The oil and gas industry accounts for 75 percent of the government revenue and up to 95 percent of dollar earnings, meaning a further cut in available crude exports may shrink Nigeria’s current account surplus or turn them into deficits.

United States deliveries of gasoline to Nigeria more than doubled in 2013 from a year earlier, according to recent U.S. Energy Information Administration data.

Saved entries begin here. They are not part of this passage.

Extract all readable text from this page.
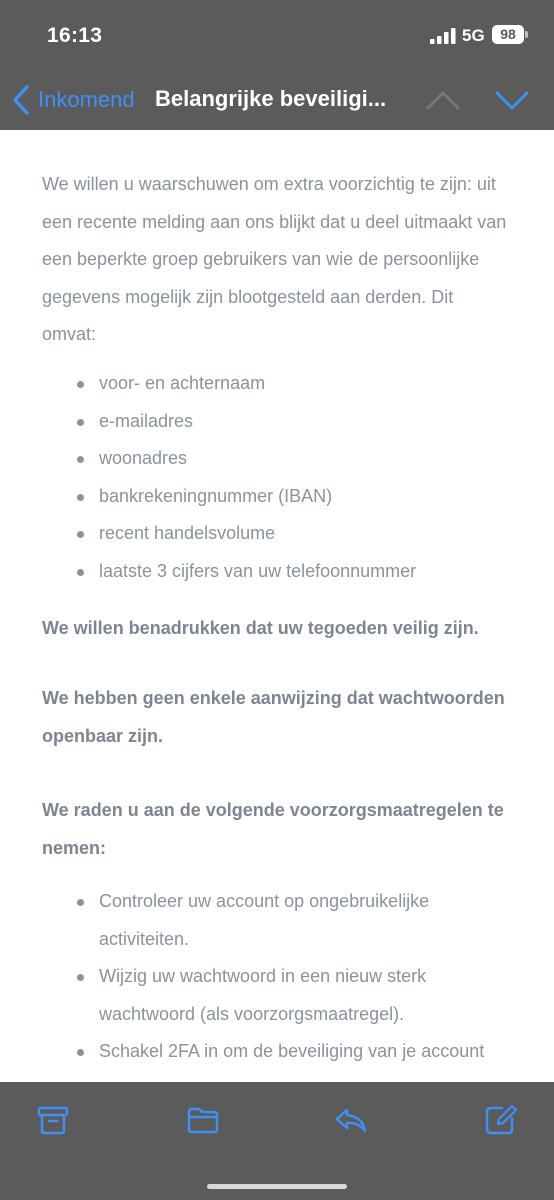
16:13	5G	98
Inkomend Belangrijke beveiligi...

We willen u waarschuwen om extra voorzichtig te zijn: uit een recente melding aan ons blijkt dat u deel uitmaakt van een beperkte groep gebruikers van wie de persoonlijke gegevens mogelijk zijn blootgesteld aan derden. Dit omvat:

voor- en achternaam
e-mailadres
woonadres
bankrekeningnummer (IBAN)
recent handelsvolume
laatste 3 cijfers van uw telefoonnummer

We willen benadrukken dat uw tegoeden veilig zijn.

We hebben geen enkele aanwijzing dat wachtwoorden openbaar zijn.

We raden u aan de volgende voorzorgsmaatregelen te nemen:

Controleer uw account op ongebruikelijke activiteiten.
Wijzig uw wachtwoord in een nieuw sterk wachtwoord (als voorzorgsmaatregel).
Schakel 2FA in om de beveiliging van je account
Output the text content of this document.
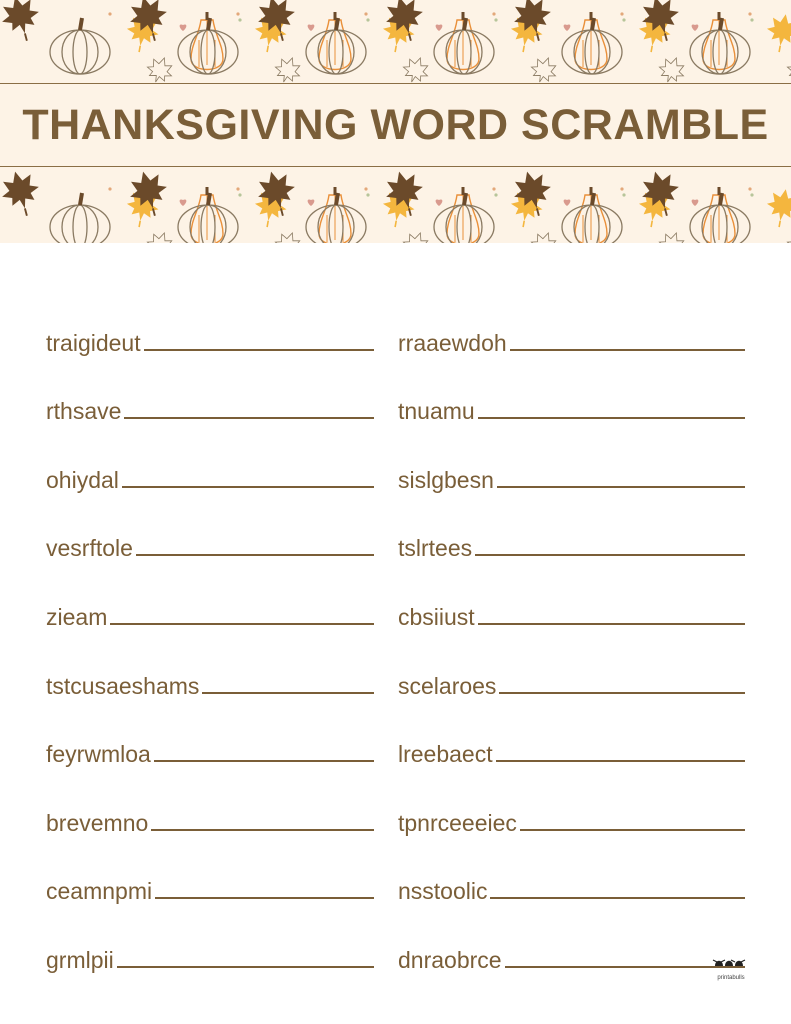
THANKSGIVING WORD SCRAMBLE
traigideut
rthsave
ohiydal
vesrftole
zieam
tstcusaeshams
feyrwmloa
brevemno
ceamnpmi
grmlpii
rraaewdoh
tnuamu
sislgbesn
tslrtees
cbsiiust
scelaroes
lreebaect
tpnrceeeiec
nsstoolic
dnraobrce
printabulls
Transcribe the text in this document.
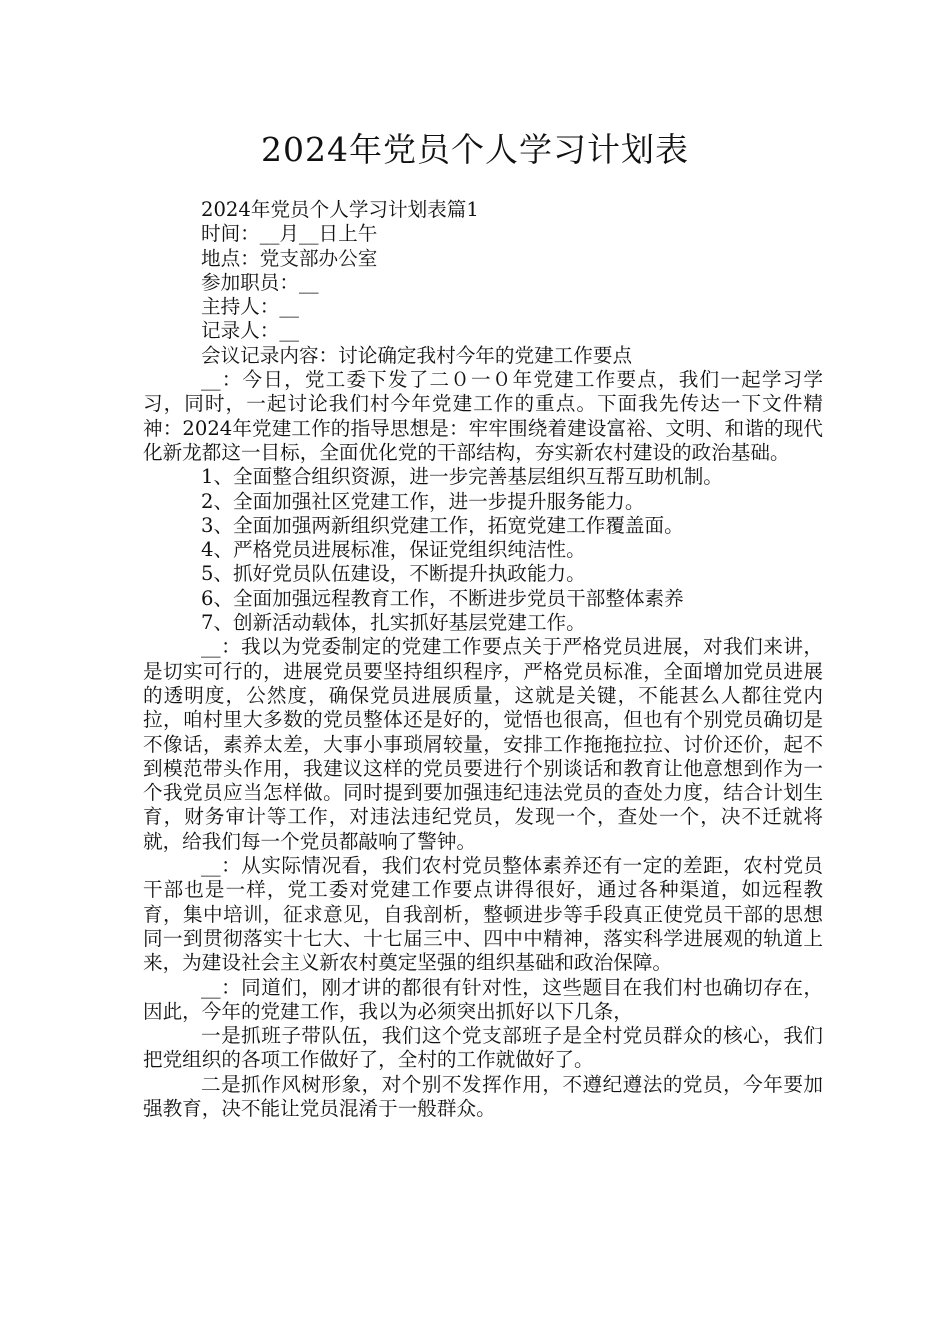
2024年党员个人学习计划表

2024年党员个人学习计划表篇1

时间：__月__日上午

地点：党支部办公室

参加职员：__

主持人：__

记录人：__

会议记录内容：讨论确定我村今年的党建工作要点

__：今日，党工委下发了二０一０年党建工作要点，我们一起学习学习，同时，一起讨论我们村今年党建工作的重点。下面我先传达一下文件精神：2024年党建工作的指导思想是：牢牢围绕着建设富裕、文明、和谐的现代化新龙都这一目标，全面优化党的干部结构，夯实新农村建设的政治基础。

1、全面整合组织资源，进一步完善基层组织互帮互助机制。

2、全面加强社区党建工作，进一步提升服务能力。

3、全面加强两新组织党建工作，拓宽党建工作覆盖面。

4、严格党员进展标准，保证党组织纯洁性。

5、抓好党员队伍建设，不断提升执政能力。

6、全面加强远程教育工作，不断进步党员干部整体素养

7、创新活动载体，扎实抓好基层党建工作。

__：我以为党委制定的党建工作要点关于严格党员进展，对我们来讲，是切实可行的，进展党员要坚持组织程序，严格党员标准，全面增加党员进展的透明度，公然度，确保党员进展质量，这就是关键，不能甚么人都往党内拉，咱村里大多数的党员整体还是好的，觉悟也很高，但也有个别党员确切是不像话，素养太差，大事小事琐屑较量，安排工作拖拖拉拉、讨价还价，起不到模范带头作用，我建议这样的党员要进行个别谈话和教育让他意想到作为一个我党员应当怎样做。同时提到要加强违纪违法党员的查处力度，结合计划生育，财务审计等工作，对违法违纪党员，发现一个，查处一个，决不迁就将就，给我们每一个党员都敲响了警钟。

__：从实际情况看，我们农村党员整体素养还有一定的差距，农村党员干部也是一样，党工委对党建工作要点讲得很好，通过各种渠道，如远程教育，集中培训，征求意见，自我剖析，整顿进步等手段真正使党员干部的思想同一到贯彻落实十七大、十七届三中、四中中精神，落实科学进展观的轨道上来，为建设社会主义新农村奠定坚强的组织基础和政治保障。

__：同道们，刚才讲的都很有针对性，这些题目在我们村也确切存在，因此，今年的党建工作，我以为必须突出抓好以下几条，

一是抓班子带队伍，我们这个党支部班子是全村党员群众的核心，我们把党组织的各项工作做好了，全村的工作就做好了。

二是抓作风树形象，对个别不发挥作用，不遵纪遵法的党员，今年要加强教育，决不能让党员混淆于一般群众。
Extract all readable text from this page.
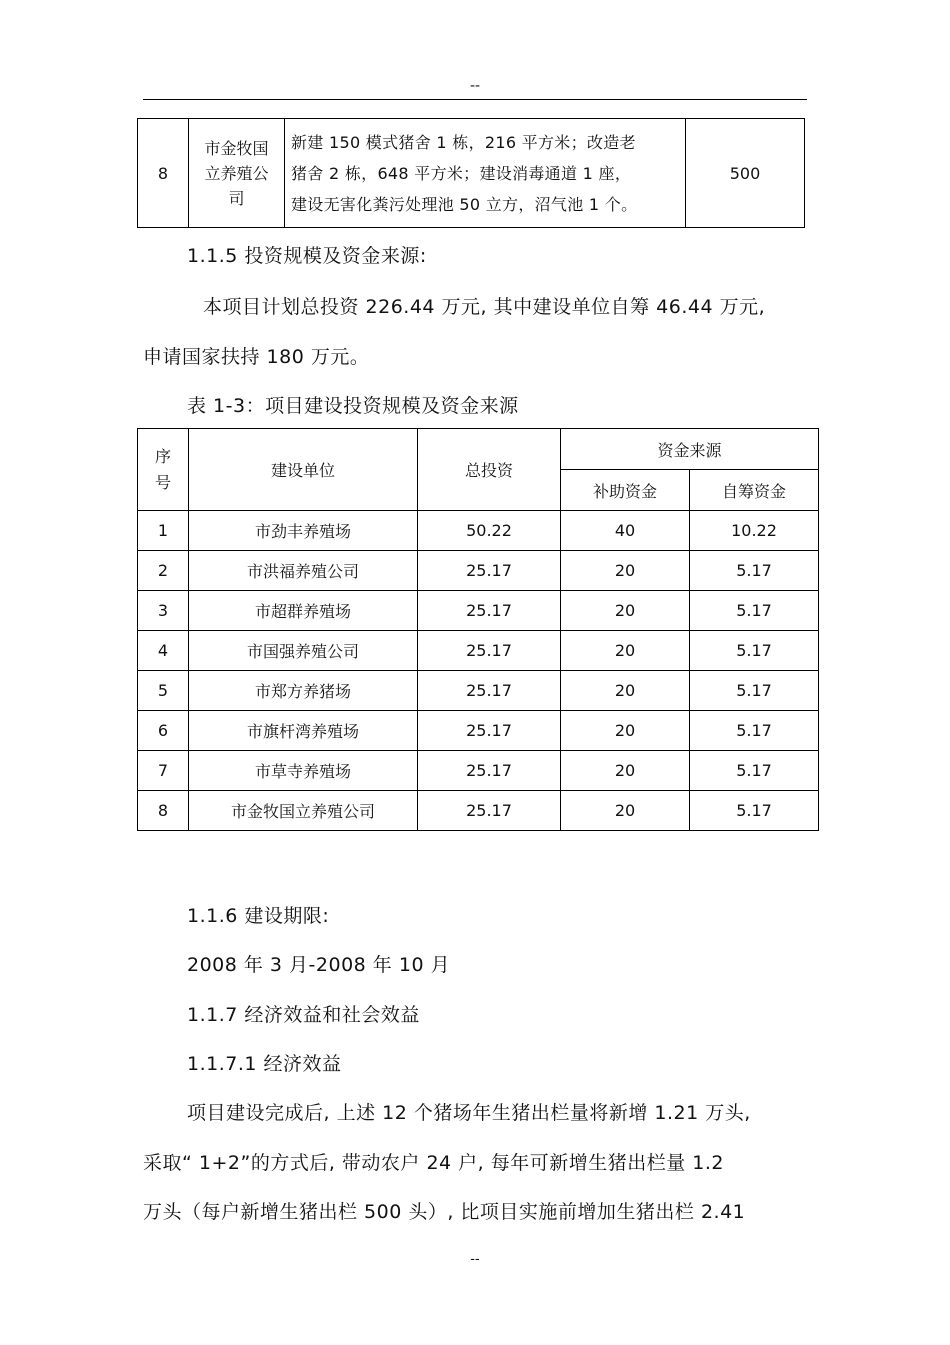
--
8	市金牧国
立养殖公
司	新建 150 模式猪舍 1 栋，216 平方米；改造老
猪舍 2 栋，648 平方米；建设消毒通道 1 座，
建设无害化粪污处理池 50 立方，沼气池 1 个。	500
1.1.5 投资规模及资金来源:
本项目计划总投资 226.44 万元, 其中建设单位自筹 46.44 万元,
申请国家扶持 180 万元。
表 1-3：项目建设投资规模及资金来源
序
号	建设单位	总投资	资金来源	
			补助资金	自筹资金
1	市劲丰养殖场	50.22	40	10.22
2	市洪福养殖公司	25.17	20	5.17
3	市超群养殖场	25.17	20	5.17
4	市国强养殖公司	25.17	20	5.17
5	市郑方养猪场	25.17	20	5.17
6	市旗杆湾养殖场	25.17	20	5.17
7	市草寺养殖场	25.17	20	5.17
8	市金牧国立养殖公司	25.17	20	5.17
1.1.6 建设期限:
2008 年 3 月-2008 年 10 月
1.1.7 经济效益和社会效益
1.1.7.1 经济效益
项目建设完成后, 上述 12 个猪场年生猪出栏量将新增 1.21 万头,
采取“ 1+2”的方式后, 带动农户 24 户, 每年可新增生猪出栏量 1.2
万头（每户新增生猪出栏 500 头）, 比项目实施前增加生猪出栏 2.41
--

The problem of diminishing exports and a rising fiscal burden on the economy is even bigger if oil theft – estimated to be in the range of 100-200kb/d – is taken into account, say analysts.

“With GDP historically growing at an average rate of 7 percent over the past decade and pre-election spending likely to rise in the forthcoming year, we cannot see this issue becoming any less urgent in the near term,” said Davletshin.

The Nigerian National Petroleum Corporation (NNPC) sets aside 400,000 barrels a day out of Nigeria’s current daily production of about 1.9 million barrels for its four refineries and crude for products swaps.

Nigeria exchanges 60,000 barrels a day of crude for products with Trafigura Beheer BV and a similar amount with Societe Ivoirienne de Raffinage’s refinery in Ivory Coast, according to NNPC.

The challenge of diminishing domestic production available for export could be a catalyst for transforming the Nigerian oil sector if steps are taken to raise domestic oil production by optimising performance at mature fields and scaling up offshore operations, say analysts.

Measures should also be aimed at reducing oil theft, they said.

Nigeria lost $7 billion in revenue in 2011 to oil theft, about a quarter of this year’s national budget, according to the central bank.

Drilling activity has materially declined in Nigeria in the past decade compared with previous decades, falling to just over 20 exploration and appraisal wells per year, having peaked at over 200 wells during the 1970s, according to data from Wood Mackenzie.

Regulatory incentives to stimulate new investments such as passing the long stalled Petroleum Industry Bill (PIB), bringing natural gas into the Nigerian energy equation to reduce oil use in the domestic economy and promoting the development of the domestic gas sector would help increase the amount of oil that can be sold on international markets at a higher profit.

“Companies’ ability to sell gas on commercial terms should increase the value of developing oil reserves, thus providing an additional stimulus for investment into the upstream sector,” said Davletshin.